Mega Brands has taken more drastic action to restore confidence in Magnetix. Employees and agents scour stores and warehouses for the old, defective products. An intern at head office uses his boss's credit card to buy any old sets for sale on Ebay.
In some ways, Mega Brands has contributed to its own misfortune. Stevanne Auerbach, a California-based industry and consumer adviser who is known as Dr Toy, says the Montreal company's toys had a strong reputation. But, she adds: "Rose Art did not go out of their way to make a high-quality product".
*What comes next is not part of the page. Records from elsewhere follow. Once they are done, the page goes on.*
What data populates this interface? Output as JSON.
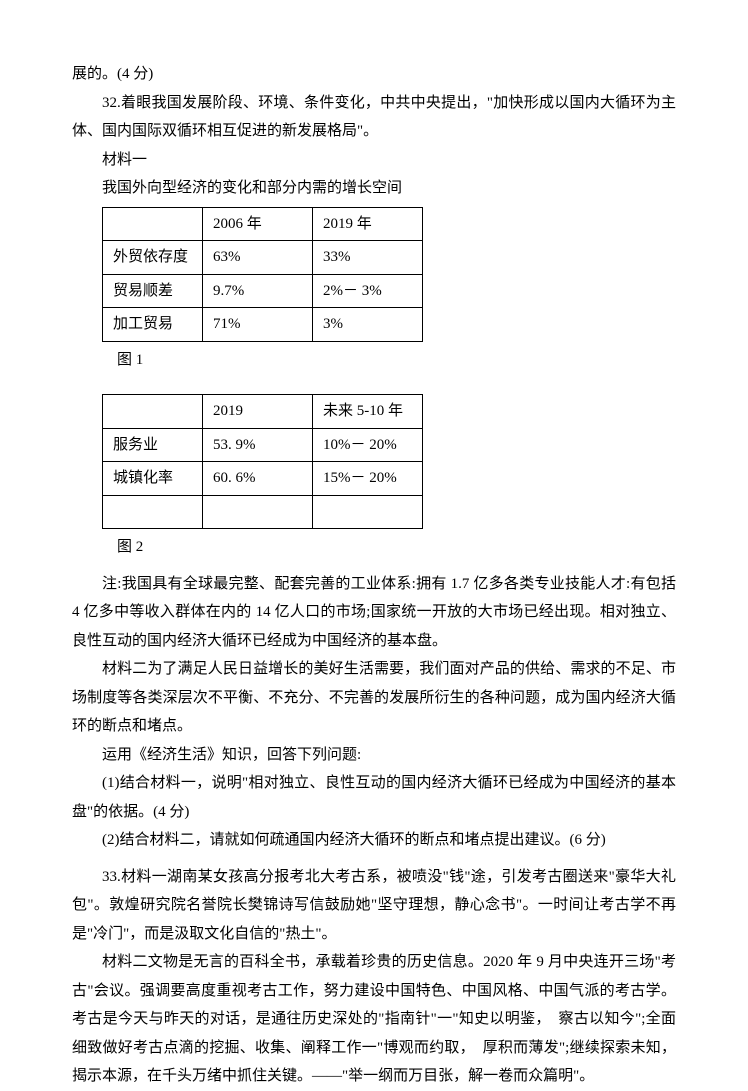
{
  "top": {
    "line1": "展的。(4 分)"
  },
  "q32": {
    "intro": "32.着眼我国发展阶段、环境、条件变化，中共中央提出，\"加快形成以国内大循环为主体、国内国际双循环相互促进的新发展格局\"。",
    "material1_label": "材料一",
    "material1_title": "我国外向型经济的变化和部分内需的增长空间",
    "table1": {
      "header": [
        "",
        "2006 年",
        "2019 年"
      ],
      "rows": [
        [
          "外贸依存度",
          "63%",
          "33%"
        ],
        [
          "贸易顺差",
          "9.7%",
          "2%－ 3%"
        ],
        [
          "加工贸易",
          "71%",
          "3%"
        ]
      ]
    },
    "fig1_label": "图 1",
    "table2": {
      "header": [
        "",
        "2019",
        "未来 5-10 年"
      ],
      "rows": [
        [
          "服务业",
          "53. 9%",
          "10%－ 20%"
        ],
        [
          "城镇化率",
          "60. 6%",
          "15%－ 20%"
        ],
        [
          "",
          "",
          ""
        ]
      ]
    },
    "fig2_label": "图 2",
    "note": "注:我国具有全球最完整、配套完善的工业体系:拥有 1.7 亿多各类专业技能人才:有包括 4 亿多中等收入群体在内的 14 亿人口的市场;国家统一开放的大市场已经出现。相对独立、良性互动的国内经济大循环已经成为中国经济的基本盘。",
    "material2": "材料二为了满足人民日益增长的美好生活需要，我们面对产品的供给、需求的不足、市场制度等各类深层次不平衡、不充分、不完善的发展所衍生的各种问题，成为国内经济大循环的断点和堵点。",
    "instruct": "运用《经济生活》知识，回答下列问题:",
    "sub1": "(1)结合材料一，说明\"相对独立、良性互动的国内经济大循环已经成为中国经济的基本盘\"的依据。(4 分)",
    "sub2": "(2)结合材料二，请就如何疏通国内经济大循环的断点和堵点提出建议。(6 分)"
  },
  "q33": {
    "p1": "33.材料一湖南某女孩高分报考北大考古系，被喷没\"钱\"途，引发考古圈送来\"豪华大礼包\"。敦煌研究院名誉院长樊锦诗写信鼓励她\"坚守理想，静心念书\"。一时间让考古学不再是\"冷门\"，而是汲取文化自信的\"热土\"。",
    "p2": "材料二文物是无言的百科全书，承载着珍贵的历史信息。2020 年 9 月中央连开三场\"考古\"会议。强调要高度重视考古工作，努力建设中国特色、中国风格、中国气派的考古学。考古是今天与昨天的对话，是通往历史深处的\"指南针\"一\"知史以明鉴，　察古以知今\";全面细致做好考古点滴的挖掘、收集、阐释工作一\"博观而约取，　厚积而薄发\";继续探索未知，揭示本源，在千头万绪中抓住关键。——\"举一纲而万目张，解一卷而众篇明\"。"
  }
}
In the opinion of a Canadian securities analyst who asked not to be identified, Mega Brands did not do sufficient due diligence on Rose Art and was tardy in providing details of lawsuits and writedowns. "It took months for them finally to begin discussing how big a business Magnetix is," he says. (It makes up about 15 per cent of the company's total sales.)
The good news for Mega Brands is that it has received no complaints about the redesigned Magnetix toys. But challenges remain. The company faces four remaining lawsuits and 11 other complaints. It is also embroiled in litigation with Rose Art's former owners.
Second-quarter results to be published today are likely to show a sizeable drop in Magnetix revenues. Mr Bertrand says shipments have resumed to all big retailers and new Magnetix products are to go on sale in the autumn.
The risk, Ms Auerbach cautions, is that "there's bad press, then the toy stores pull the product off, then people are sceptical about the new product".
Prof Thompson is more upbeat. Magnetix, she says, "is and remains a very exciting product for many parents and kids".